While the onions are simmering get your egg wet. It will help the leaves and flowers cling to the egg. I also like to keep my pretty plants wet. It helps them stick to the egg while you wrap it. Place your first leaf or flower on the egg. Then lay the uncut end of your t-shirt strip over the piece of plant. Hold your thumb and finger over this and continue to place plant pieces on the egg while rolling the material stretching it a bit as you roll and flattening the plants out on the egg as you go. Your goal is to cover the entire egg except where you wrote the name with plants and then cover the plants with t-shirt material. When you get to the end of your strip separate the two ends where you cut the strip in half. Pull these ends to the opposite sides of the egg being careful to hold the t-shirt material tight to the egg. Tie off on the opposite side as pictured below. One tie is sufficient. If you make a knot they can be difficult to untie later in the process and you may have to cut your strip to get it off. Set your wrapped eggs aside until you get all of them wrapped with your pretty plants on them.

Gently put your eggs in the simmering onion skin pot and boil for 5 minutes gently pushing the eggs down in the pot so they are under the liquid. Turn off the burner at 5 minutes and let them stand in the water for a couple hours. The longer they stand the darker they get.

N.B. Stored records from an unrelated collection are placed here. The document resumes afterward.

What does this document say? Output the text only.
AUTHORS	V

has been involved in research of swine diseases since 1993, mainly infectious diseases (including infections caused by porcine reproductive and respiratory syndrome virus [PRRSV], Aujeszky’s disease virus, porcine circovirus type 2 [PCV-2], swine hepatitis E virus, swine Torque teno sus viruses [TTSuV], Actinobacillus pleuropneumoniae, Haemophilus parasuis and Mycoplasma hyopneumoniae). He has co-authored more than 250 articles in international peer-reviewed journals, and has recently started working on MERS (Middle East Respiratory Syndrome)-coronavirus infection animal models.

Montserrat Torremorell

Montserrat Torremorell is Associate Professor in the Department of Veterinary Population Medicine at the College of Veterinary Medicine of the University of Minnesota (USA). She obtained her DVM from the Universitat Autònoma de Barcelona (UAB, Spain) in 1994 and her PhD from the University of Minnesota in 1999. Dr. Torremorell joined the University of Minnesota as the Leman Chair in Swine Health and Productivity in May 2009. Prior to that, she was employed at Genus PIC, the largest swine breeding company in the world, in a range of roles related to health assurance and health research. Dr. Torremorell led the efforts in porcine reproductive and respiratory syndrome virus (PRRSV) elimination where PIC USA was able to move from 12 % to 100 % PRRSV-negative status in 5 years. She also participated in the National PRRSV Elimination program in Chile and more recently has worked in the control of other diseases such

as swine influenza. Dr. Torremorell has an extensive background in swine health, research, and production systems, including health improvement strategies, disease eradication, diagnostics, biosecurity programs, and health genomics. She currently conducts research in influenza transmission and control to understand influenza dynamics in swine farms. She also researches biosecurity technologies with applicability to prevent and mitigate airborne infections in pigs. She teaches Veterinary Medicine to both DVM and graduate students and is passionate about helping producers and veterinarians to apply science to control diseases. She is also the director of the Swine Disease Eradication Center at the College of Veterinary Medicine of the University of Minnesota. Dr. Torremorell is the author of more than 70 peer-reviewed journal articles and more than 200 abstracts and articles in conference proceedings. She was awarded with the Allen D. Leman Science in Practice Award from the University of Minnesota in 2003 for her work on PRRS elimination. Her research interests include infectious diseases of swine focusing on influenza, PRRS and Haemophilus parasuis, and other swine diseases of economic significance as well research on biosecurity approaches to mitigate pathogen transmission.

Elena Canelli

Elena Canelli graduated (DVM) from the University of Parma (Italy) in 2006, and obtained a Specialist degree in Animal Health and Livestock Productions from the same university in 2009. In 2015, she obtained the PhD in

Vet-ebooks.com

Gently remove the wrapped eggs from the water and set them in the sink. Slowly run cold water over them as you unwrap them, washing the plants off as you go (be careful not to drop the egg and crack it. Set the eggs on a dish towel you don’t mind getting stained to dry. When you have all your eggs unwrapped and the plants cleaned off gently dry the eggs and then coat them in oil by dipping a small piece of fabric in oil and rubbing it over the entire surface of the egg. This is not necessary if you prefer the more buff appearance of the eggs however I like the deeper color and shinier appearance of the oiled egg.

If you like you can hard boil more eggs then crack the shells. Put them down in the left over onion skins and water with their cracked shells on overnight. The next day take them out and peal them. They will take on the brown color where cracked giving them the appearance of a marbled egg. These pealed eggs make pretty deviled eggs or served just as hard boiled eggs.

You can then throw your egg peals and onion skins in your compost or drain them and put them in the trash. If you are really adventurous you can experiment with natural dying some fabrics and fibers before discarding the rich dark dye.